My excitement, though, stems from the fact that the Nantis of southeastern Peruvian Amazonia, with whom I have worked a bit (see here and here), actually do sometimes put worms — or more precisely, larvae — in their ears. I’ve never heard or read about any other group that makes use of larvae in this way, though, so I was momentarily hoping that Language Log would change that
The Nantis call the larvae in question magempiri, and they are one of a number of larvae that Nantis help flourish by means of a form of low-intensity animal husbandry where they puncture the trunks of the palm species in which the relevant species of beetle must lay their eggs.

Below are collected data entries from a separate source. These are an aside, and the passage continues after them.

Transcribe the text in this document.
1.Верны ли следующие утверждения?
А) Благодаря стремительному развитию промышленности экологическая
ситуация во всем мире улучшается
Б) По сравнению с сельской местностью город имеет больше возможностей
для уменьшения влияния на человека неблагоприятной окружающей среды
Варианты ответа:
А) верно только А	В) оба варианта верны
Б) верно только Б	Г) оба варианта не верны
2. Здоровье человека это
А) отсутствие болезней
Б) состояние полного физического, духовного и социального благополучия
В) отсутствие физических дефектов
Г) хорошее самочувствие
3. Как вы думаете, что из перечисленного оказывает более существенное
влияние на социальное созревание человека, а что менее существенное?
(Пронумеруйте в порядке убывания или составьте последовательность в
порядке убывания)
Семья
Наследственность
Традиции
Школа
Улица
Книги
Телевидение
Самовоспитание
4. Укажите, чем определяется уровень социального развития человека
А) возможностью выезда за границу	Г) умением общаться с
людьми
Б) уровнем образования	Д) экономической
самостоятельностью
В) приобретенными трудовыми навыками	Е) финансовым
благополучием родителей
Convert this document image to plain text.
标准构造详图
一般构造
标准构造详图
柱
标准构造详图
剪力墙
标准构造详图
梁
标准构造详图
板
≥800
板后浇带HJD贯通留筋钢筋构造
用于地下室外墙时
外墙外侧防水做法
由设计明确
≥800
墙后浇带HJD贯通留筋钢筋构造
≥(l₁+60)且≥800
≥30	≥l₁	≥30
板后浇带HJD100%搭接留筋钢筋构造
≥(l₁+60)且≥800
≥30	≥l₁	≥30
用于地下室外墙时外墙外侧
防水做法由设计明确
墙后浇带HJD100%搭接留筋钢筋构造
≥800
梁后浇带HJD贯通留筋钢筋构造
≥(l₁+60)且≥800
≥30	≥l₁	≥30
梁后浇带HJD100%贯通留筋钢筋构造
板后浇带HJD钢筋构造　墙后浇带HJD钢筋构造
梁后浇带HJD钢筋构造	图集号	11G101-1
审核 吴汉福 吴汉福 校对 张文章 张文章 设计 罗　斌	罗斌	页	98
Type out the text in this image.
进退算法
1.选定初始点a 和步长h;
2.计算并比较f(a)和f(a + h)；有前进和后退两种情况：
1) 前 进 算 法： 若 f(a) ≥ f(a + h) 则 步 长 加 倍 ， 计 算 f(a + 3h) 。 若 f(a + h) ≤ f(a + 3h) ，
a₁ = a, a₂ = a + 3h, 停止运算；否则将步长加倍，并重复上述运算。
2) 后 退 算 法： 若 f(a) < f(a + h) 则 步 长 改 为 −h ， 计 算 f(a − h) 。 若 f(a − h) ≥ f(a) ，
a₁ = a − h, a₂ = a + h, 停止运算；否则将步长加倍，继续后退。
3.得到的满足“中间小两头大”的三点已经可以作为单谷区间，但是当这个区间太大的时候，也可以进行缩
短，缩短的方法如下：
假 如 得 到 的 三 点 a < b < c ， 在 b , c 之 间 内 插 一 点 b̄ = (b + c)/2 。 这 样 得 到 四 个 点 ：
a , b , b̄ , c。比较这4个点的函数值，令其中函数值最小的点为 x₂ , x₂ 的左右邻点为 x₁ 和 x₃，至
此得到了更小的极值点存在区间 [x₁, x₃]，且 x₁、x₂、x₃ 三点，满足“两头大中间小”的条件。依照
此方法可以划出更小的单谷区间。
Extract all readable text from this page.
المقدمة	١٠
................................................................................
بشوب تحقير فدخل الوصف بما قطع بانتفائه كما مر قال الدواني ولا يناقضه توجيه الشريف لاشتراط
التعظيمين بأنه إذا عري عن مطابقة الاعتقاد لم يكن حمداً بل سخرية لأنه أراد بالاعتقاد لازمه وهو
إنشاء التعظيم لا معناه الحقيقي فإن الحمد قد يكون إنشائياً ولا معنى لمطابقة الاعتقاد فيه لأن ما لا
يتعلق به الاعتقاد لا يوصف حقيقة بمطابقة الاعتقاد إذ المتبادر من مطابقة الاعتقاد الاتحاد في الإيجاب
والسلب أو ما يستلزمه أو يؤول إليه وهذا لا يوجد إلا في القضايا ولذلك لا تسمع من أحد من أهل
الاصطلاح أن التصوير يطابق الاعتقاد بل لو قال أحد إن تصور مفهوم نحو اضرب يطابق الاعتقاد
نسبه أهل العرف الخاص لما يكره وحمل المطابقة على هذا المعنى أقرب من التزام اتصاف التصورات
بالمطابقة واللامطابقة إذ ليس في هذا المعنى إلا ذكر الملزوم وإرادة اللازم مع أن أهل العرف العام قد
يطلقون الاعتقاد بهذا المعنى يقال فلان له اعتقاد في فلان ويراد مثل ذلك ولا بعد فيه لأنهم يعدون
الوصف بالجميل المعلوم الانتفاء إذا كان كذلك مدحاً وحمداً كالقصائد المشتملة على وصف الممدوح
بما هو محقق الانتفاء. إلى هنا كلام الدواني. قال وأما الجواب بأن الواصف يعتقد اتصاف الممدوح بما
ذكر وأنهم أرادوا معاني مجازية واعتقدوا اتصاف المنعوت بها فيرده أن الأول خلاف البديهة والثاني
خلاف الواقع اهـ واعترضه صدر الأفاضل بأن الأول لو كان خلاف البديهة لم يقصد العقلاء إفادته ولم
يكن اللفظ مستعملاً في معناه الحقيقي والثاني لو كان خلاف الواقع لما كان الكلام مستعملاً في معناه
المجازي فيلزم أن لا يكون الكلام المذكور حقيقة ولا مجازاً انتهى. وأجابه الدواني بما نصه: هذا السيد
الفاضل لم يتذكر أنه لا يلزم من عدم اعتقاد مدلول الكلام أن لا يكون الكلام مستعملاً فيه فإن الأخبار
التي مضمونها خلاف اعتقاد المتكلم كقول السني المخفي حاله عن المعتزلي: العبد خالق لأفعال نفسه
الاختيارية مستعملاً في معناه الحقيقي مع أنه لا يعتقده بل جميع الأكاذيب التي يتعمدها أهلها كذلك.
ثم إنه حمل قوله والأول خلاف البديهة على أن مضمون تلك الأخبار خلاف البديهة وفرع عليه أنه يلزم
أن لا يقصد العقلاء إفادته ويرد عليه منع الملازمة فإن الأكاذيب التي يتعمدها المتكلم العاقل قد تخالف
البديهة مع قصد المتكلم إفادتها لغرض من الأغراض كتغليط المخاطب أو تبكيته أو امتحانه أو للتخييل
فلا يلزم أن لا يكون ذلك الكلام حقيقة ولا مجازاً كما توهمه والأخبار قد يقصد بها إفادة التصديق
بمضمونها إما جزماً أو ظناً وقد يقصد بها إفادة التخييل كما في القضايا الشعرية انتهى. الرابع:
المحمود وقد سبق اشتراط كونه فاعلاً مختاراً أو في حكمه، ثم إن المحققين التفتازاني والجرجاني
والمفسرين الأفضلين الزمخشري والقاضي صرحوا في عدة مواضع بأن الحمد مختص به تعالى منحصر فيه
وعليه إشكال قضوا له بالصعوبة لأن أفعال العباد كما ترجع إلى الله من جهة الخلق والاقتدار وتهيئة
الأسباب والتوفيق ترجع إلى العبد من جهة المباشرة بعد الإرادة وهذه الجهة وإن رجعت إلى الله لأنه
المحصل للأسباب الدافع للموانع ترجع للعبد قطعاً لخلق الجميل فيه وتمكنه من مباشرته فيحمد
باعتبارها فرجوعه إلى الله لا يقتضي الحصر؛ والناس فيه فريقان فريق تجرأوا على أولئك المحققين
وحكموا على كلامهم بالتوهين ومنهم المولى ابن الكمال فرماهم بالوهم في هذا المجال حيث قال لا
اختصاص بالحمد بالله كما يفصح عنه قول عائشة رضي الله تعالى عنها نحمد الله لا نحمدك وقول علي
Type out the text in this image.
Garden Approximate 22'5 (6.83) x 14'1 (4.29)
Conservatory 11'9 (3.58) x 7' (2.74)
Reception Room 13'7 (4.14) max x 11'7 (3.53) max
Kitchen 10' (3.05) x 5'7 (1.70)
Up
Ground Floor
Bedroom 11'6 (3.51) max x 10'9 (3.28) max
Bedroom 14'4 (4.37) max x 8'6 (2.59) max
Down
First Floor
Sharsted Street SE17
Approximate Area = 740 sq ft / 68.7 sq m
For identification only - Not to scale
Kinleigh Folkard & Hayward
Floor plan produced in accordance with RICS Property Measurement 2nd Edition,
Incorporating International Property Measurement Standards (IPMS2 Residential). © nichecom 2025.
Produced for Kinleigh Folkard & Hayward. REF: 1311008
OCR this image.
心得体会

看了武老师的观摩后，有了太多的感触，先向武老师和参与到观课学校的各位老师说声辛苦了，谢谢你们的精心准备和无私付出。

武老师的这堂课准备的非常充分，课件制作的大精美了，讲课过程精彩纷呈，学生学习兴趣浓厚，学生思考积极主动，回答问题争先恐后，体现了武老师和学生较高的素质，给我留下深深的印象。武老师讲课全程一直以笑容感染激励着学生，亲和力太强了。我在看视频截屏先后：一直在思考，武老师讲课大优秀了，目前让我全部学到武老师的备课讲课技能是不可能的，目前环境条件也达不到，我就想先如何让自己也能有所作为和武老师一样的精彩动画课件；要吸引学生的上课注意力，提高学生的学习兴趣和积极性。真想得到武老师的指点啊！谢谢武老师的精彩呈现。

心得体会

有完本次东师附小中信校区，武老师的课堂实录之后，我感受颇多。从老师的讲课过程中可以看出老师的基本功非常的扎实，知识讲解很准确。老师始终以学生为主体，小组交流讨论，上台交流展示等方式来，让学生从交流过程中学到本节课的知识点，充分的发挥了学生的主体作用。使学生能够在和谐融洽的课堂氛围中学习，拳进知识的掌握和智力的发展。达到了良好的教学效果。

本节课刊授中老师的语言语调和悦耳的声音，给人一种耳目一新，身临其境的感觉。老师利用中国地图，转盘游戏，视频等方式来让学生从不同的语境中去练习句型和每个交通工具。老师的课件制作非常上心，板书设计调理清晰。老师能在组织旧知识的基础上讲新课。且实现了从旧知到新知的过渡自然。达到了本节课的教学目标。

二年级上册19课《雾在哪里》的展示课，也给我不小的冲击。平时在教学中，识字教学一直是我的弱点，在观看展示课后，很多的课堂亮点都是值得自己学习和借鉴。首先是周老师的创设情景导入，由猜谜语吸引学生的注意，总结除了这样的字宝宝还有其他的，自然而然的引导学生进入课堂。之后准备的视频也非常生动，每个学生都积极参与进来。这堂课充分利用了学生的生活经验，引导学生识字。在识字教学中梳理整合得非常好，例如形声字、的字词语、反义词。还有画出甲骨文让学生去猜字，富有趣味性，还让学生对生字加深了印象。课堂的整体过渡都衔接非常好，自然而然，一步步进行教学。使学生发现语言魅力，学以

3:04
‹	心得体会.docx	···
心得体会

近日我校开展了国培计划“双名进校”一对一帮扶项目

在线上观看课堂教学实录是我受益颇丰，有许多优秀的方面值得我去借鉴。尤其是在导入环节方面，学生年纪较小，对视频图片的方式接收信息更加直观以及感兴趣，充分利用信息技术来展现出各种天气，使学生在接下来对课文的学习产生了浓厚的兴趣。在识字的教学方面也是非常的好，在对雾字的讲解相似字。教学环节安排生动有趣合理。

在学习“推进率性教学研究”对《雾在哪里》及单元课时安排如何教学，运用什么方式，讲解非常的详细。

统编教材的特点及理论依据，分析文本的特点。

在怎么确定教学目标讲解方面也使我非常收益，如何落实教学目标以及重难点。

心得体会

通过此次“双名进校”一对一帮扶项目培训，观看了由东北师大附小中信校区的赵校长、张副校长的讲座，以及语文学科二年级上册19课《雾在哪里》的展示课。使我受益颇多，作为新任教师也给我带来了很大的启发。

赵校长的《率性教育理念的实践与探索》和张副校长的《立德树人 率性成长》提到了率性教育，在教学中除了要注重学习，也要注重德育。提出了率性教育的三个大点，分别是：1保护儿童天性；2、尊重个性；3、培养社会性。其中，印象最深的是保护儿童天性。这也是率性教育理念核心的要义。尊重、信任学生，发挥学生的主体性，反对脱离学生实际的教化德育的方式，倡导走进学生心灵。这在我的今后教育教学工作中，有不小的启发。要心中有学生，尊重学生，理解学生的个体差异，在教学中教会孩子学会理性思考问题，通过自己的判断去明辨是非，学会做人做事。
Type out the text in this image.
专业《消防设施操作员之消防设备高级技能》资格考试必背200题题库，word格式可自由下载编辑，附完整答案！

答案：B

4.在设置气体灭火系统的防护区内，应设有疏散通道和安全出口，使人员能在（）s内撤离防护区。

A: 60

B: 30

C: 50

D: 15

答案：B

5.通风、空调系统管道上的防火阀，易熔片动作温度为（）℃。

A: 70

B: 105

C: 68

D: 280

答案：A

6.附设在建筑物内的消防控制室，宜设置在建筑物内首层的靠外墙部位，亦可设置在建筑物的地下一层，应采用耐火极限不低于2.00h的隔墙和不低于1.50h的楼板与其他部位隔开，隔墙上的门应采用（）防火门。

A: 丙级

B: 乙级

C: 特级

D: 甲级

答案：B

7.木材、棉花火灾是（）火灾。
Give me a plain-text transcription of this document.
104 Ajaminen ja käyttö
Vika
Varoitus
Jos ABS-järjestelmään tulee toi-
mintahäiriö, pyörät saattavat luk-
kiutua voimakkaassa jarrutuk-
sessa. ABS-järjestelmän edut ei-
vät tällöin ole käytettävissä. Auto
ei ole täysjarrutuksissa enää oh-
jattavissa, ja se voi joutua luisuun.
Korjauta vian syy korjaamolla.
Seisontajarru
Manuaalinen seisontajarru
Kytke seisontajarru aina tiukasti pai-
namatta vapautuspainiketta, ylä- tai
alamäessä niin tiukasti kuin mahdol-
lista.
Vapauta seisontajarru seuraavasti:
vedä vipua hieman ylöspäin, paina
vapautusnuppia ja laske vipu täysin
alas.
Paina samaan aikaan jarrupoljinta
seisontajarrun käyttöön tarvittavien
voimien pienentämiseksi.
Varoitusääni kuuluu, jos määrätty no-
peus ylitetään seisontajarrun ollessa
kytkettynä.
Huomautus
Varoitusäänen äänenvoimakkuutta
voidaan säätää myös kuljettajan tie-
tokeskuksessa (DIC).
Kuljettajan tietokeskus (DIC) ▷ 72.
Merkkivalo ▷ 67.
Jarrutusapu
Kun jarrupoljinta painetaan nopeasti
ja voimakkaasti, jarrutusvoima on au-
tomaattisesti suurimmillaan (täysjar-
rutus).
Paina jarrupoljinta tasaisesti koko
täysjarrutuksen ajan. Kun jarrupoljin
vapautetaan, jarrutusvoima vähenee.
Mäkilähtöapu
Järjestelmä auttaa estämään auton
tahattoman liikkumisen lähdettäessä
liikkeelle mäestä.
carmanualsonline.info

When the magempiri are the right size, a portion of the trunk is split open and some larvae removed, together with some of the pulp on which the larvae are feeding. The pulp and larvae are then wrapped up in Heliconia leaves, in which the larvae can live for several days.
The magempiri are used to clean one’s ears: tilting one’s head, one drops a larva into the ear canal and the magempiri then starts munching away on what it finds there, creating an incredible racket (for the temporary host), and producing a funny if somewhat gratifying ticklish feeling. When the magempiri gets full, it becomes inactive, and simply falls out of the ear canal when the user tilts his or her head the opposite way. Repeat until satisfied.
Read the whole thing, for the bonus discussion of the morphology of magempiri.
Magempiri are one of the few things that you can't yet buy from amazon.com, at least not under that name.